Le pape François dans la basilique Saint Pierre, au Vatican, le 12 avril 2020, pour la messe du dimanche de Pâques. — Andreas Solaro/AP/SIPA

Le pape François s’est prononcé en faveur d’un « salaire de base universel », dans une lettre rédigée pour ce dimanche de Pâques et relayée par le Huffington Post. Ce dispositif « assurerait et rendrait concret cet idéal, à la fois humain et chrétien, qu’aucun travailleur ne doit être privé de droits », a écrit le souverain pontife. Le courrier est adressé à « nos frères et sœurs des mouvements et organisations populaires ».

« Vous ne recevez presque jamais la reconnaissance que vous méritez car vous être totalement invisibles dans le système », estime le chef de l’Église catholique. Il évoque « les vendeurs des rues, les ferrailleurs, les forains, les petits agriculteurs, les ouvriers du bâtiment, les couturiers, les différents soignants ». Pour le souverain pontife, un tel revenu « reconnaîtrait et honorerait le travail essentiel et noble » effectué par ces travailleurs.

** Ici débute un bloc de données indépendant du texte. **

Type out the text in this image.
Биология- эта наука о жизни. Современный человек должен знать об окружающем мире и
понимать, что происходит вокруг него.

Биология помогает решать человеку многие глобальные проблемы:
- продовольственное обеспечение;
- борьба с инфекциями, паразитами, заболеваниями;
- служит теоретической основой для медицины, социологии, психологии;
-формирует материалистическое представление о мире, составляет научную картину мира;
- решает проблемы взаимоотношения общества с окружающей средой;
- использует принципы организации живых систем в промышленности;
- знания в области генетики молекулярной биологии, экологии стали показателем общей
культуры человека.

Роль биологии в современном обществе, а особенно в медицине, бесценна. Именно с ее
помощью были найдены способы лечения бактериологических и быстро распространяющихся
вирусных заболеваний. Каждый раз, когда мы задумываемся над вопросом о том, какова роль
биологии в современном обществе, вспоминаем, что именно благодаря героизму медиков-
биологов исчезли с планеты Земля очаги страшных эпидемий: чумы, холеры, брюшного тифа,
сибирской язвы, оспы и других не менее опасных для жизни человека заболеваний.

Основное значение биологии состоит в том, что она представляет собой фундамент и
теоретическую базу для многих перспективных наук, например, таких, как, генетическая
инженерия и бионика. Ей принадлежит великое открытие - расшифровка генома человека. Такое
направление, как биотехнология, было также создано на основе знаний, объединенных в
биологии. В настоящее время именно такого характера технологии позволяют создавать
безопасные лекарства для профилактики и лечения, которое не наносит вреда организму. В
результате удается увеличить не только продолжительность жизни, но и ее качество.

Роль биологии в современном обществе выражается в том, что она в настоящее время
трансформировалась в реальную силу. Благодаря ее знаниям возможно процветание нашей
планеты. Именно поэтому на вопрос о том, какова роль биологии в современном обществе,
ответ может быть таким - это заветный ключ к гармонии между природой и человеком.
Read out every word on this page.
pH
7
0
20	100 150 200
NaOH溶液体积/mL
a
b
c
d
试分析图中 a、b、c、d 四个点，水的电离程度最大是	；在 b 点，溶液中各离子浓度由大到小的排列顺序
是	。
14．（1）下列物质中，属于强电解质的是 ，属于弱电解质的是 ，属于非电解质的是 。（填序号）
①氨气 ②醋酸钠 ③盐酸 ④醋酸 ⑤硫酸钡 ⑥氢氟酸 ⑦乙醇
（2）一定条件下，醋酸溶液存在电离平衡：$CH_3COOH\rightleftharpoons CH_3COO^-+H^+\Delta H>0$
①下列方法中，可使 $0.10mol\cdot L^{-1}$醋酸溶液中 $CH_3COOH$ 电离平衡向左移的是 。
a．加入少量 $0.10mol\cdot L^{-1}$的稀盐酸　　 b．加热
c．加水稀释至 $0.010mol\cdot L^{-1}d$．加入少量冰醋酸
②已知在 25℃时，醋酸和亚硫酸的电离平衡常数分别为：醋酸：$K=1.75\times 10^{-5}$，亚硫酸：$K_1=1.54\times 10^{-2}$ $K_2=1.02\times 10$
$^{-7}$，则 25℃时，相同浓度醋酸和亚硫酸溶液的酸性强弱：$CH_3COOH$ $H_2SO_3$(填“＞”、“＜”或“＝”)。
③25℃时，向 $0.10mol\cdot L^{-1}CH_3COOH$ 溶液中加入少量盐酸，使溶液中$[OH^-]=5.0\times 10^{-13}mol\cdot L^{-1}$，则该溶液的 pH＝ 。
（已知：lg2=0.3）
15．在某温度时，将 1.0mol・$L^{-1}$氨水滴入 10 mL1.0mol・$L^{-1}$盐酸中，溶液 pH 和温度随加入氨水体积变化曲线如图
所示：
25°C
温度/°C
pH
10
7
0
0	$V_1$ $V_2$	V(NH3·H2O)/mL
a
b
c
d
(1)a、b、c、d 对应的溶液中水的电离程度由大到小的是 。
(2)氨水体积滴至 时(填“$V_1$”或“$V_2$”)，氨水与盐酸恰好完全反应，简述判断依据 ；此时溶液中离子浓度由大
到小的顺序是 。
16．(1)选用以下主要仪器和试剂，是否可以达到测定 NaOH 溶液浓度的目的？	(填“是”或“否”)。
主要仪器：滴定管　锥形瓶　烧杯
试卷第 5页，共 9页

La « fin à l’idolâtrie de l’argent »

Le pape explique que leur travail est d’autant plus important pendant la « période de danger » que représente la crise sanitaire mondiale liée au coronavirus. « Si la lutte contre le Covid-19 est une guerre, alors vous y êtes réellement une armée invisible combattant dans les tranchées les plus dangereuses, analyse le souverain pontife. Une armée dont les seules armes sont la solidarité, l’espoir et l’esprit de communauté ».

« Vous êtes les bâtisseurs indispensables de ce changement qu’on ne peut désormais plus remettre à plus tard », affirme l’évêque de Rome, qui enjoint de réfléchir dès maintenant à « la vie après la pandémie ». Il dit espérer que cette dernière sera marquée par « une conversion humaniste et écologique qui met [tra] fin à l’idolâtrie de l’argent et met [tra] la vie humaine et la dignité à une place centrale ».